NVIDIA Extends AI Inference Performance Leadership, with Debut Results on Arm-Based Servers

The latest MLPerf benchmarks show NVIDIA has extended its high watermarks in performance and energy efficiency for AI inference to Arm as well as x86 computers.
by Dave Salvator

NVIDIA delivers the best results in AI inference using either x86 or Arm-based CPUs, according to benchmarks released today.

It’s the third consecutive time NVIDIA has set records in performance and energy efficiency on inference tests from MLCommons, an industry benchmarking group formed in May 2018.

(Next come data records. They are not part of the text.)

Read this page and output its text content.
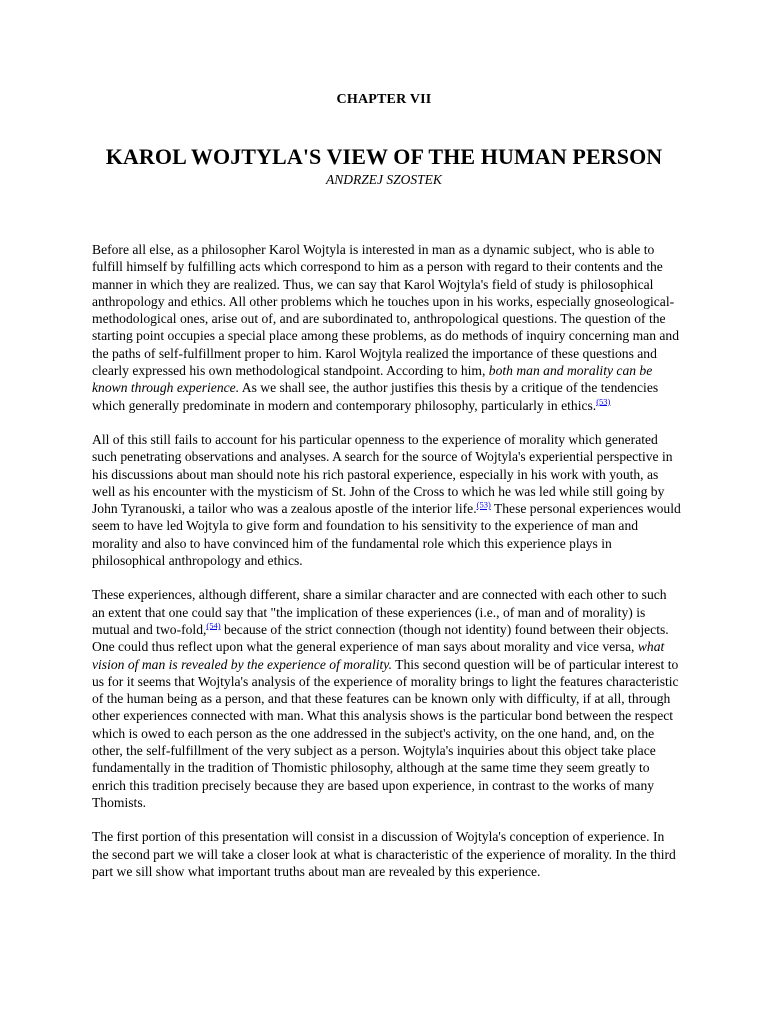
CHAPTER VII
KAROL WOJTYLA'S VIEW OF THE HUMAN PERSON
ANDRZEJ SZOSTEK

Before all else, as a philosopher Karol Wojtyla is interested in man as a dynamic subject, who is able to fulfill himself by fulfilling acts which correspond to him as a person with regard to their contents and the manner in which they are realized. Thus, we can say that Karol Wojtyla's field of study is philosophical anthropology and ethics. All other problems which he touches upon in his works, especially gnoseological-methodological ones, arise out of, and are subordinated to, anthropological questions. The question of the starting point occupies a special place among these problems, as do methods of inquiry concerning man and the paths of self-fulfillment proper to him. Karol Wojtyla realized the importance of these questions and clearly expressed his own methodological standpoint. According to him, both man and morality can be known through experience. As we shall see, the author justifies this thesis by a critique of the tendencies which generally predominate in modern and contemporary philosophy, particularly in ethics.$^{(53)}$

All of this still fails to account for his particular openness to the experience of morality which generated such penetrating observations and analyses. A search for the source of Wojtyla's experiential perspective in his discussions about man should note his rich pastoral experience, especially in his work with youth, as well as his encounter with the mysticism of St. John of the Cross to which he was led while still going by John Tyranouski, a tailor who was a zealous apostle of the interior life.$^{(53)}$ These personal experiences would seem to have led Wojtyla to give form and foundation to his sensitivity to the experience of man and morality and also to have convinced him of the fundamental role which this experience plays in philosophical anthropology and ethics.

These experiences, although different, share a similar character and are connected with each other to such an extent that one could say that "the implication of these experiences (i.e., of man and of morality) is mutual and two-fold,$^{(54)}$ because of the strict connection (though not identity) found between their objects. One could thus reflect upon what the general experience of man says about morality and vice versa, what vision of man is revealed by the experience of morality. This second question will be of particular interest to us for it seems that Wojtyla's analysis of the experience of morality brings to light the features characteristic of the human being as a person, and that these features can be known only with difficulty, if at all, through other experiences connected with man. What this analysis shows is the particular bond between the respect which is owed to each person as the one addressed in the subject's activity, on the one hand, and, on the other, the self-fulfillment of the very subject as a person. Wojtyla's inquiries about this object take place fundamentally in the tradition of Thomistic philosophy, although at the same time they seem greatly to enrich this tradition precisely because they are based upon experience, in contrast to the works of many Thomists.

The first portion of this presentation will consist in a discussion of Wojtyla's conception of experience. In the second part we will take a closer look at what is characteristic of the experience of morality. In the third part we sill show what important truths about man are revealed by this experience.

And it’s the first time the data-center category tests have run on an Arm-based system, giving users more choice in how they deploy AI, the most transformative technology of our time.

Tale of the Tape

NVIDIA AI platform-powered computers topped all seven performance tests of inference in the latest round with systems from NVIDIA and nine of our ecosystem partners including Alibaba, Dell Technologies, Fujitsu, GIGABYTE, Hewlett Packard Enterprise, Inspur Electronic Information, Lenovo, Nettrix and Supermicro.

And NVIDIA is the only company to report results on all MLPerf tests in this and every round to date.

Inference is what happens when a computer runs AI software to recognize an object or make a prediction. It’s a process that uses a deep learning model to filter data, finding results no human could capture.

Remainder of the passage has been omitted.